Other incentives also come into play. Phase 2 cancer studies are often run by younger doctors for whom a successful study means a prominent publication, which leads to grant funding and job offers. In fact, many scientists do Phase 2 trials with no intention of ever proceeding to Phase 3; they just want the good results. Academic institutions benefit, too: Patient recruitment is a lucrative business for medical centers, and any positive trial is an opportunity to enhance its reputation. These incentives coupled with inertia from having done studies the same way for so long are a recipe for inefficiency. There are more Phase 2 trials in cancer than in any other area of medicine; almost all new cancer drugs look good at that stage, and very few of them end up helping patients.
But so what? What does it matter if companies use Phase 2 studies to lure investors, and doctors use them to lure job offers? Shouldn’t good drugs make it through clinical trials anyway? As it turns out, the answer is no.
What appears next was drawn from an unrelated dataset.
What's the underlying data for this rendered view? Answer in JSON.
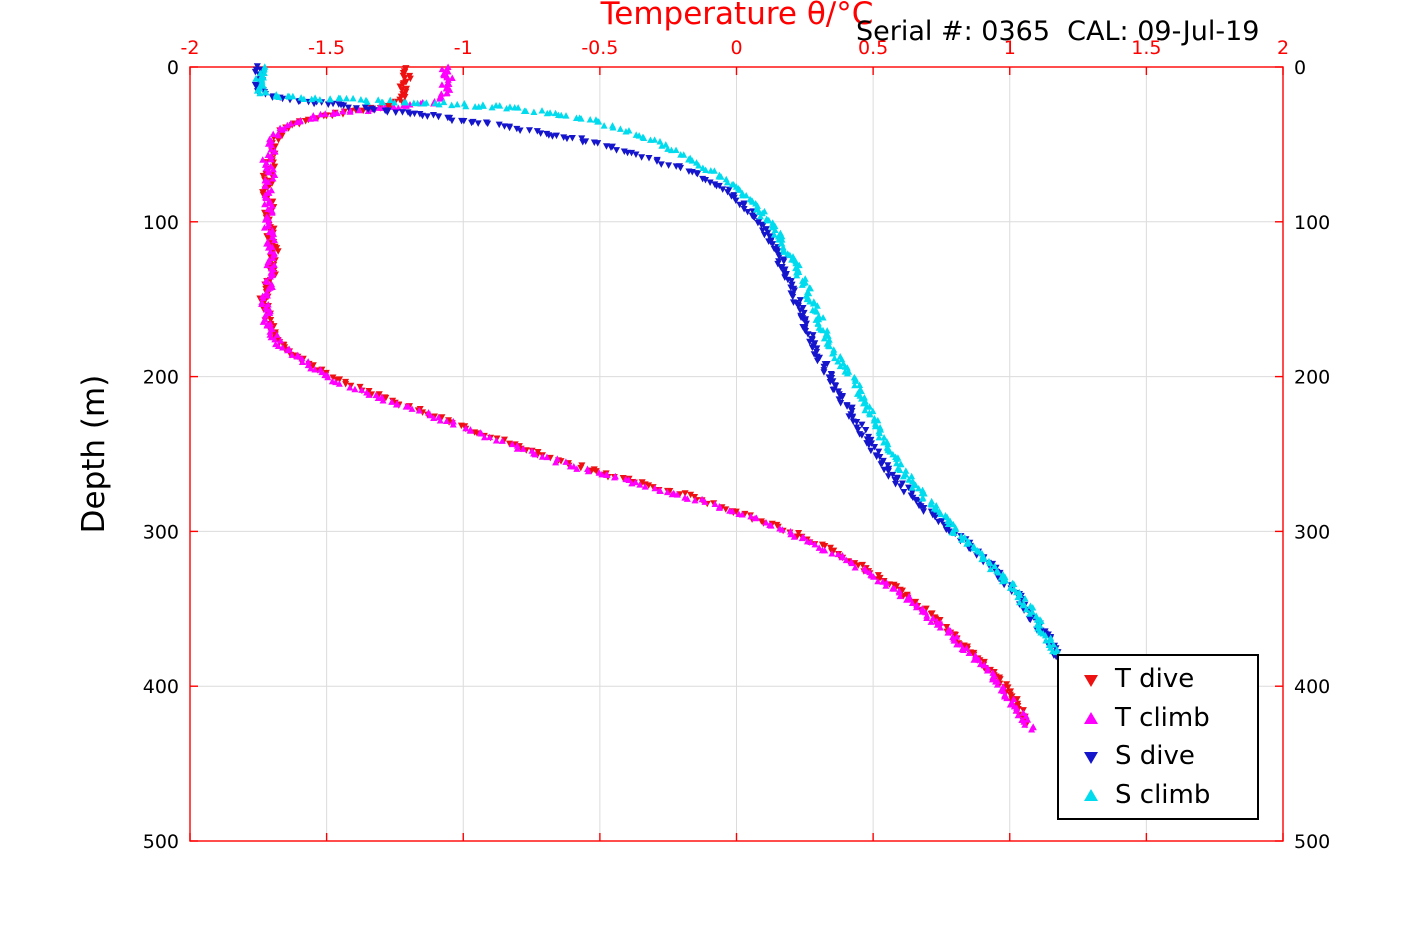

Fewer than 5 percent of cancer patients enroll in clinical trials, far too few for testing all the drugs in clinical development. As Dr. Glassman notes, these volunteers are wasted on the majority of drugs that turn out to be no good, while promising drugs languish because there is no one left to test them on. So not only do the cancer patients willing to participate in clinical trials lose out, so do all the other patients anxiously awaiting better medicines. The wastefulness of the Phase 2 cancer study design is its own source of harm.